Otobüste bu konuyu öğrendiğim halde likya yolunda; ne seni yarı yolda bıraktım, ne de sana başka bir laf ettim. Sana güvenme konusunda hiç bir zaman tereddüt etmediğim halde seni yanlış değerlendirmemle itham ettin.
Zayıflık anında söylediğin konu yüzünden seni anlayamayan birisi yaptın.
Msndeki sohbetimizde benim nikah olayı üstünden karamizah yapıp bana iğneli laflar sokmaya çalışırken konu senin nikah olayına döndüğünde "boşver" deyip konuyu kapattın, ben kapatmayınca beni fırçaladın!
Karamizahlarının çok can yaktığını daha öncede söylemiştim. Yaktığın canın acılarını dinledin. İçimde bunlar varken birşey olmamış gibi davranamazdım. Kendime bunu yapamazdım. Söylenmemiş sözler, çelişkiler ve pişmanlıklar üstüne bir hayat yaşamak istemiyorum.Yaşamayacamda.
Bu son mailinde beni yine eşşeğin götüne soktun Karadeniz. Ama bu en kibar sokuşundu. İsteyince pek kibar oluyorsun!!!!
Sosyal bir insan gibi gözüksende özelde iletişime kapalı bir insansın. Söylemek istediklerini ima ederek ve iğneli laflar ile söylüyorsun. Nikah olayı yüzünden de çevrene öfke duymaktan vazgeç. Sana kimse o imzayı zorla attırmadı. En başından beri bildiğin ve sezdiğin halde olayların kurbanı değil ortağı oldun. Hissettiğin bu öfke çevrene değil kendine. Bunuda kendine itiraf et. O zaman bu olayın üstesinden gelirsin. Unutmaya ve affetmeye çalışman boşuna. Ortada affedilmesi gereken kimse yok ki. (Bana anlattığın kadarı ile diyorum)
Bilmiyorum hissettiklerimi duygularımı anlatabiliyor muyum? Aynı dili kullanmasakta anlaşmaya çalışıyorum. Bu seferde olmazsa konuyu kapatalım ve bir daha asla açmayalım.

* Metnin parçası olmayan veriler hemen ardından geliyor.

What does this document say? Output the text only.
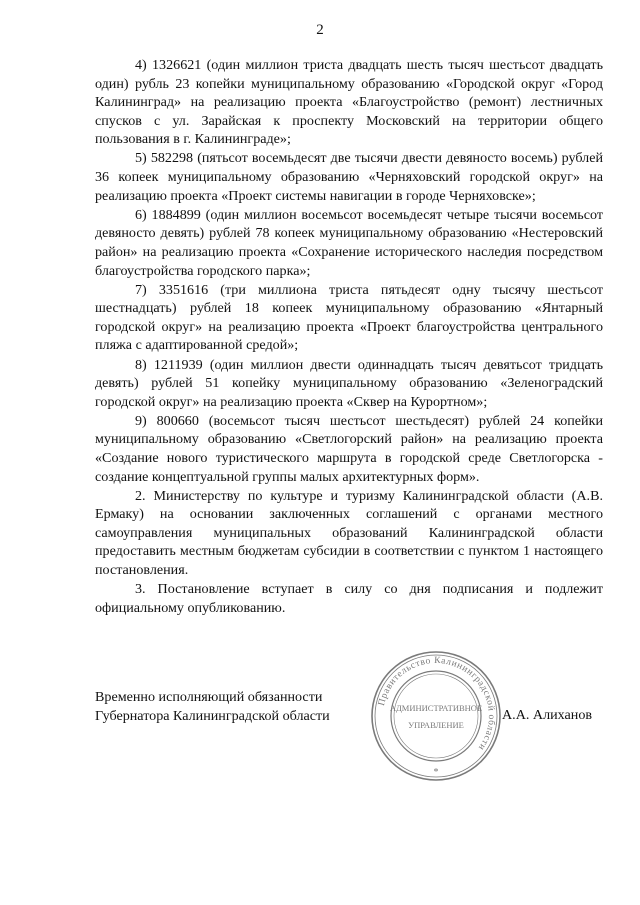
2

4) 1326621 (один миллион триста двадцать шесть тысяч шестьсот двадцать один) рубль 23 копейки муниципальному образованию «Городской округ «Город Калининград» на реализацию проекта «Благоустройство (ремонт) лестничных спусков с ул. Зарайская к проспекту Московский на территории общего пользования в г. Калининграде»;

5) 582298 (пятьсот восемьдесят две тысячи двести девяносто восемь) рублей 36 копеек муниципальному образованию «Черняховский городской округ» на реализацию проекта «Проект системы навигации в городе Черняховске»;

6) 1884899 (один миллион восемьсот восемьдесят четыре тысячи восемьсот девяносто девять) рублей 78 копеек муниципальному образованию «Нестеровский район» на реализацию проекта «Сохранение исторического наследия посредством благоустройства городского парка»;

7) 3351616 (три миллиона триста пятьдесят одну тысячу шестьсот шестнадцать) рублей 18 копеек муниципальному образованию «Янтарный городской округ» на реализацию проекта «Проект благоустройства центрального пляжа с адаптированной средой»;

8) 1211939 (один миллион двести одиннадцать тысяч девятьсот тридцать девять) рублей 51 копейку муниципальному образованию «Зеленоградский городской округ» на реализацию проекта «Сквер на Курортном»;

9) 800660 (восемьсот тысяч шестьсот шестьдесят) рублей 24 копейки муниципальному образованию «Светлогорский район» на реализацию проекта «Создание нового туристического маршрута в городской среде Светлогорска - создание концептуальной группы малых архитектурных форм».

2. Министерству по культуре и туризму Калининградской области (А.В. Ермаку) на основании заключенных соглашений с органами местного самоуправления муниципальных образований Калининградской области предоставить местным бюджетам субсидии в соответствии с пунктом 1 настоящего постановления.

3. Постановление вступает в силу со дня подписания и подлежит официальному опубликованию.

Временно исполняющий обязанности
Губернатора Калининградской области	А.А. Алиханов
Правительство Калининградской области
АДМИНИСТРАТИВНОЕ
УПРАВЛЕНИЕ
*
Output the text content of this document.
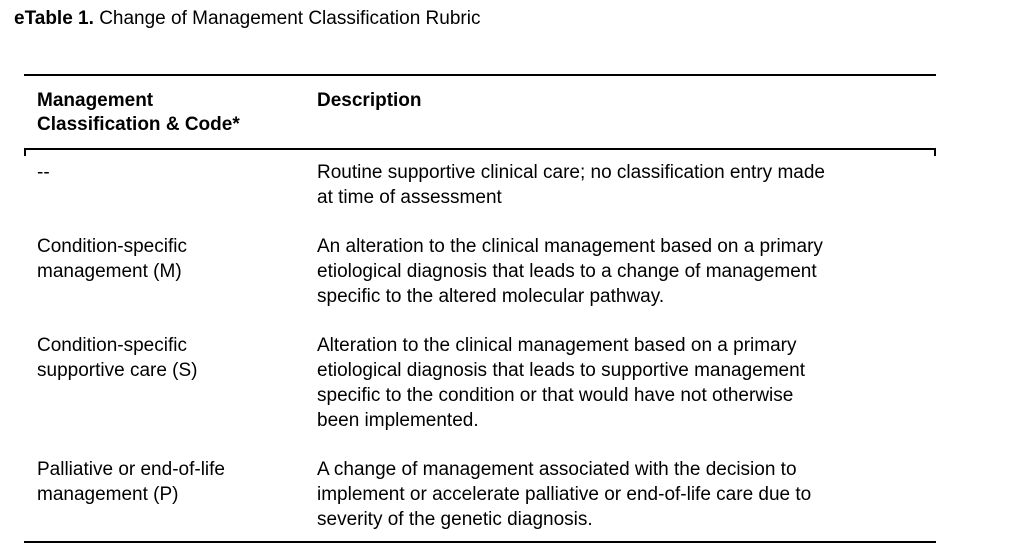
eTable 1. Change of Management Classification Rubric
Management
Classification & Code*
Description
--	Routine supportive clinical care; no classification entry made
at time of assessment
Condition-specific
management (M)
An alteration to the clinical management based on a primary
etiological diagnosis that leads to a change of management
specific to the altered molecular pathway.
Condition-specific
supportive care (S)
Alteration to the clinical management based on a primary
etiological diagnosis that leads to supportive management
specific to the condition or that would have not otherwise
been implemented.
Palliative or end-of-life
management (P)
A change of management associated with the decision to
implement or accelerate palliative or end-of-life care due to
severity of the genetic diagnosis.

Bloğum konusunda kararlıyım... Senin hayatın konusunda birşey bilmiyorken, benim hayatım konusunda herşeyi bilip yorum yapabilmen hoşuma gitmiyor. Eşitlik ilkeme ters...
---------------------------------------------------------------------------------------------------------------------
Karadeniz:
Karadeniz:
Kimseye öfke duymuyorum zaten. Ben o olayı çoktan geçmişe gömdüm gitti.Özel iletişime kapalı olmamanın ne kadar iyi birşey olduğunu son mailinde daha iyi anladım. Artık bu konuda daha titiz olacağım. Blog zaten önemli değil. Sadece bana niçin yasakladığını daha net anlamak için ısrar etmiştim. Sanıyorum anladım. Şimdilik iyi akşamlar.
---------------------------------------------------------------------------------------------------------------------
Haccecan:
Haccecan:
Beni anladığını hissettim. Bu ilk defa oluyor.
Zamanının geldiğini düşündüğüm kız-erkek arkadaş konusu hakkında ki kendi düşüncemi söyleyeyim. Genel olarak düşüncene katılıyorum. Erkek arkadaş, kız arkadaş günümüzde sevgili anlamında kullanılıyor. Herkes hak ettiğini bulur. Bu özgürlük ortamında herkes istediğini yaşasın, yaşadıklarından hakettikleri tecrübeleri alsınlar.Bu genel bir konuydu.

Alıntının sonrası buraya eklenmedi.